Heilsame Trugbilder: Therapien mit Videobrillen und Spiegelbildern sowie moderne Prothesen könnten künftig Phantomschmerzen lindern
Phantomschmerzen sind bittere Realität für viele Menschen nach einer Amputation. 50 bis 80 Prozent von ihnen spüren – meist zeitweilig – Schmerzen in den fehlenden Gliedmaßen. Manche Menschen beeinträchtigt das wenig, doch im Extremfall benötigen die Betroffenen starke Schmerzmittel oder sogar Narkotika, wenn ihr Phantomschmerz sie wieder quält.
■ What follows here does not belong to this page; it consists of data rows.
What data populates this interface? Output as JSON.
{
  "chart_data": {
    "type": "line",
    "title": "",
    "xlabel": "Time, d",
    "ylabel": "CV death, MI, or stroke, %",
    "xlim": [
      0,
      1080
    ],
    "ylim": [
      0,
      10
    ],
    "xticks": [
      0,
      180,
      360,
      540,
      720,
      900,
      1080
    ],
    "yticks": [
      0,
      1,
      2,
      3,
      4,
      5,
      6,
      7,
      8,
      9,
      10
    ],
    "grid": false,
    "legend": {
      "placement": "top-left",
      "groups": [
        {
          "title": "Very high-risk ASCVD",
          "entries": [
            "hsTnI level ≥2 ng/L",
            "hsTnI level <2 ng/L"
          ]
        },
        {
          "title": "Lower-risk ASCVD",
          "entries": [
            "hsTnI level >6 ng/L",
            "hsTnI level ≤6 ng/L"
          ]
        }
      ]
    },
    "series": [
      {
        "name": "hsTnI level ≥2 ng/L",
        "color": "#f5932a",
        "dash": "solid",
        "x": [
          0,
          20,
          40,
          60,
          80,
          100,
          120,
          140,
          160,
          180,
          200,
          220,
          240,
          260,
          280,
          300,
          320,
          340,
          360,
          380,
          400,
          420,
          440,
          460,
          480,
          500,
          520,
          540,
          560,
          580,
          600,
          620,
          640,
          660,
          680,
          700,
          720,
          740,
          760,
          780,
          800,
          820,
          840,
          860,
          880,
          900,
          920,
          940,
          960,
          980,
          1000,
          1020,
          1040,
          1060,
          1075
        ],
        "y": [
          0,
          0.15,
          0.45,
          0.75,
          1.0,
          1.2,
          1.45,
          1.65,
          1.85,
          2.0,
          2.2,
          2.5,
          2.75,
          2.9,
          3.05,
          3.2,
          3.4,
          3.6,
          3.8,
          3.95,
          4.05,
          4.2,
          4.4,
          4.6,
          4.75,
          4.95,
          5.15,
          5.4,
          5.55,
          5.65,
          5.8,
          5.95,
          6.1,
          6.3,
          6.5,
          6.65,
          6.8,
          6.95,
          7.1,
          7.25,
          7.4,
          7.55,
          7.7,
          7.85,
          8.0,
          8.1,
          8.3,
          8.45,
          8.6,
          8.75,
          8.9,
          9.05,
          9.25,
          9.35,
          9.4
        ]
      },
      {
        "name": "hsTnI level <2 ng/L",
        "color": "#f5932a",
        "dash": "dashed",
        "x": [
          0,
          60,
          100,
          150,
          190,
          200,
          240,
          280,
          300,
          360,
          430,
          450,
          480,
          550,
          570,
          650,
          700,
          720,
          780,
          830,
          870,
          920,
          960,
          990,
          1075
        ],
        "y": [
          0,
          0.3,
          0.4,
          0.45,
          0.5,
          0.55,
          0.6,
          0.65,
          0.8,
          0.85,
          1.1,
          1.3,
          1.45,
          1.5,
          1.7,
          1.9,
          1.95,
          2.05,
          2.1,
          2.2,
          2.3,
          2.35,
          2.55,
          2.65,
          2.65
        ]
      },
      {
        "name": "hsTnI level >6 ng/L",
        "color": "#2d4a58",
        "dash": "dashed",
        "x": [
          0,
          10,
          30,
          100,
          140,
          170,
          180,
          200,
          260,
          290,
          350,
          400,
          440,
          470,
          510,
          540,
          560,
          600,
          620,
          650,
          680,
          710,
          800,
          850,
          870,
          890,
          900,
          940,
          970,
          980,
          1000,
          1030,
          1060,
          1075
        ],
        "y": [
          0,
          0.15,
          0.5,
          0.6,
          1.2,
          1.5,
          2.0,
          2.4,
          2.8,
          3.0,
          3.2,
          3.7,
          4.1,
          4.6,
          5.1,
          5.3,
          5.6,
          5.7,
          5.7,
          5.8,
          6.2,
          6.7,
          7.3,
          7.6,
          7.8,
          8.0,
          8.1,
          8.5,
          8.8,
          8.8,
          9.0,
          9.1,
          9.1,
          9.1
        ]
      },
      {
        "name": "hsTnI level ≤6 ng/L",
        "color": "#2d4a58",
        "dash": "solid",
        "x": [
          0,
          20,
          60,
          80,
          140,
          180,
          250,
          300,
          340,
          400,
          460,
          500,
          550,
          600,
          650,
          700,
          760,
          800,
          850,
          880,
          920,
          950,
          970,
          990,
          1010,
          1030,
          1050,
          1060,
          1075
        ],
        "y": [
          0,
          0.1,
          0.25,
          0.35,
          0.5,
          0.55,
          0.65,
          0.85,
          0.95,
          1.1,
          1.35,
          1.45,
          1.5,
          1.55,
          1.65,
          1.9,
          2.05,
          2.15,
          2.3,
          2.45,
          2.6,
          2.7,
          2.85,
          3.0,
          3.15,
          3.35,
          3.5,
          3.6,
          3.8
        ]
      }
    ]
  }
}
Allerdings haben diese Medikamente Nebenwirkungen wie Müdigkeit oder Verstopfung.
Verursachen veränderte Hirnströme die Phantomschmerzen?
Schmerzforscher erproben daher auch andere Therapien und nutzen dabei Erkenntnisse aus den Neurowissenschaften. So repräsentieren festgelegte Zonen der Hirnrinde die verschiedenen Körperpartien. Ein Bereich in der linken Gehirnhälfte ist zum Beispiel zuständig für Empfindungen der rechten Hand. Nicht weit davon entfernt liegt eine Zone, die Mundbewegungen steuert.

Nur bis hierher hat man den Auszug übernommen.